You can pick up one of these in restored condition for around $700,000. So what is this Ferrari even doing on the street at the Greenwood Car Show? Someone might breathe on it! Well I don't know how much this car is worth, because it's been repowered with a Chevy V-8. I'm informed that "dozens" of old Ferraris received this treatment back in the day. Certainly its value is still way up in the six figures.
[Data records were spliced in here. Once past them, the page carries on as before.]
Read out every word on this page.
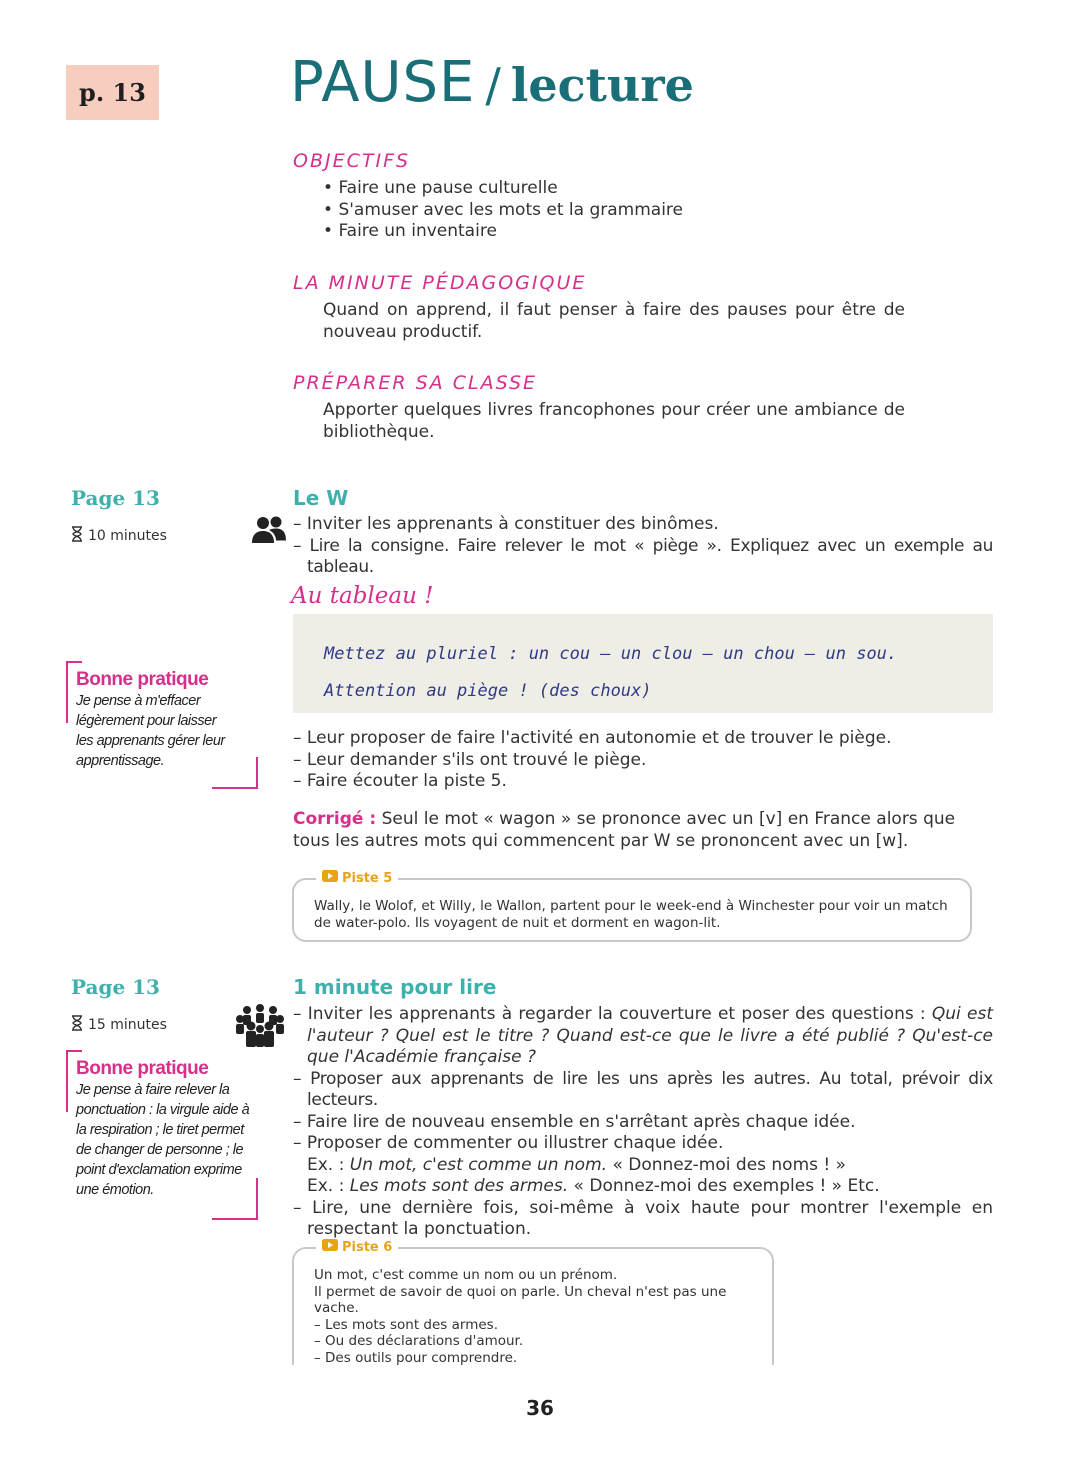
p. 13	PAUSE / lecture
OBJECTIFS
• Faire une pause culturelle
• S'amuser avec les mots et la grammaire
• Faire un inventaire
LA MINUTE PÉDAGOGIQUE
Quand on apprend, il faut penser à faire des pauses pour être de nouveau productif.
PRÉPARER SA CLASSE
Apporter quelques livres francophones pour créer une ambiance de bibliothèque.
Page 13
10 minutes
Le W
– Inviter les apprenants à constituer des binômes.
– Lire la consigne. Faire relever le mot « piège ». Expliquez avec un exemple au tableau.
Au tableau !
Mettez au pluriel : un cou – un clou – un chou – un sou.
Attention au piège ! (des choux)
– Leur proposer de faire l'activité en autonomie et de trouver le piège.
– Leur demander s'ils ont trouvé le piège.
– Faire écouter la piste 5.
Corrigé : Seul le mot « wagon » se prononce avec un [v] en France alors que tous les autres mots qui commencent par W se prononcent avec un [w].
Piste 5
Wally, le Wolof, et Willy, le Wallon, partent pour le week-end à Winchester pour voir un match de water-polo. Ils voyagent de nuit et dorment en wagon-lit.
Bonne pratique
Je pense à m'effacer légèrement pour laisser les apprenants gérer leur apprentissage.
Page 13
15 minutes
1 minute pour lire
– Inviter les apprenants à regarder la couverture et poser des questions : Qui est l'auteur ? Quel est le titre ? Quand est-ce que le livre a été publié ? Qu'est-ce que l'Académie française ?
– Proposer aux apprenants de lire les uns après les autres. Au total, prévoir dix lecteurs.
– Faire lire de nouveau ensemble en s'arrêtant après chaque idée.
– Proposer de commenter ou illustrer chaque idée.
Ex. : Un mot, c'est comme un nom. « Donnez-moi des noms ! »
Ex. : Les mots sont des armes. « Donnez-moi des exemples ! » Etc.
– Lire, une dernière fois, soi-même à voix haute pour montrer l'exemple en respectant la ponctuation.
Bonne pratique
Je pense à faire relever la ponctuation : la virgule aide à la respiration ; le tiret permet de changer de personne ; le point d'exclamation exprime une émotion.
Piste 6
Un mot, c'est comme un nom ou un prénom.
Il permet de savoir de quoi on parle. Un cheval n'est pas une vache.
– Les mots sont des armes.
– Ou des déclarations d'amour.
– Des outils pour comprendre.
36
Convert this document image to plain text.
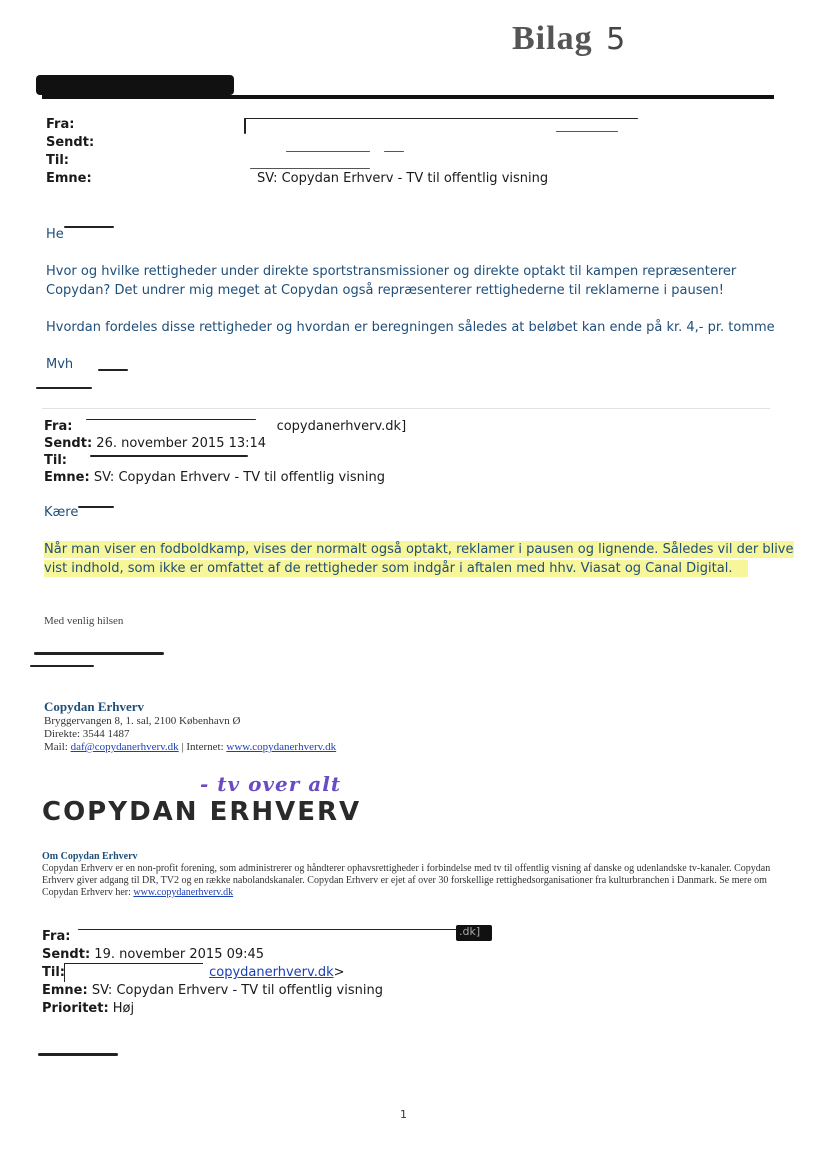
Bilag 5
Fra:
Sendt:
Til:
Emne:	SV: Copydan Erhverv - TV til offentlig visning
He
Hvor og hvilke rettigheder under direkte sportstransmissioner og direkte optakt til kampen repræsenterer Copydan? Det undrer mig meget at Copydan også repræsenterer rettighederne til reklamerne i pausen!
Hvordan fordeles disse rettigheder og hvordan er beregningen således at beløbet kan ende på kr. 4,- pr. tomme
Mvh
Fra:	copydanerhverv.dk]
Sendt: 26. november 2015 13:14
Til:
Emne: SV: Copydan Erhverv - TV til offentlig visning
Kære
Når man viser en fodboldkamp, vises der normalt også optakt, reklamer i pausen og lignende. Således vil der blive
vist indhold, som ikke er omfattet af de rettigheder som indgår i aftalen med hhv. Viasat og Canal Digital.
Med venlig hilsen
Copydan Erhverv
Bryggervangen 8, 1. sal, 2100 København Ø
Direkte: 3544 1487
Mail: daf@copydanerhverv.dk | Internet: www.copydanerhverv.dk
- tv over alt
COPYDAN ERHVERV
Om Copydan Erhverv
Copydan Erhverv er en non-profit forening, som administrerer og håndterer ophavsrettigheder i forbindelse med tv til offentlig visning af danske og udenlandske tv-kanaler. Copydan Erhverv giver adgang til DR, TV2 og en række nabolandskanaler. Copydan Erhverv er ejet af over 30 forskellige rettighedsorganisationer fra kulturbranchen i Danmark. Se mere om Copydan Erhverv her: www.copydanerhverv.dk
Fra:
Sendt: 19. november 2015 09:45
Til:	copydanerhverv.dk>
Emne: SV: Copydan Erhverv - TV til offentlig visning
Prioritet: Høj
.dk]
1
From drive-my.com: "The concept of ditching Ferrari’s glorious V12 for V8 iron may be hard
to digest in today’s world, when ‘matching numbers’ authenticity is
all-important. Back in the 1950s and ’60s, hot-rod culture was second
nature to kids in America, when virtual wrecks could be ‘chopped’ and
tuned to become the fastest things on the road. The most straightforward
way of achieving that was by transplanting a bigger-capacity engine
from an American car. When your Ferrari engine went terminal, or
couldn’t easily be fixed, the pragmatic move was to whip out the V12 and
install a Chevrolet or Ford unit. Hey presto, your gorgeous Italian
stallion was up and running again – at a stroke, going from 3.0 litres
to 5.7 litres, with 100 extra horsepower to boot. The Chevy’s advantage
was its compact – ‘small block’ – size and short stroke, which reduced
piston speed at high revs. It was reliable, too."
Ferrari built 353 copies of this car between 1958 and 1960. That's a lot of cars by old-time Ferrari standards. The previous 250 GT coupe sold 138 copies between 1955 and 1958.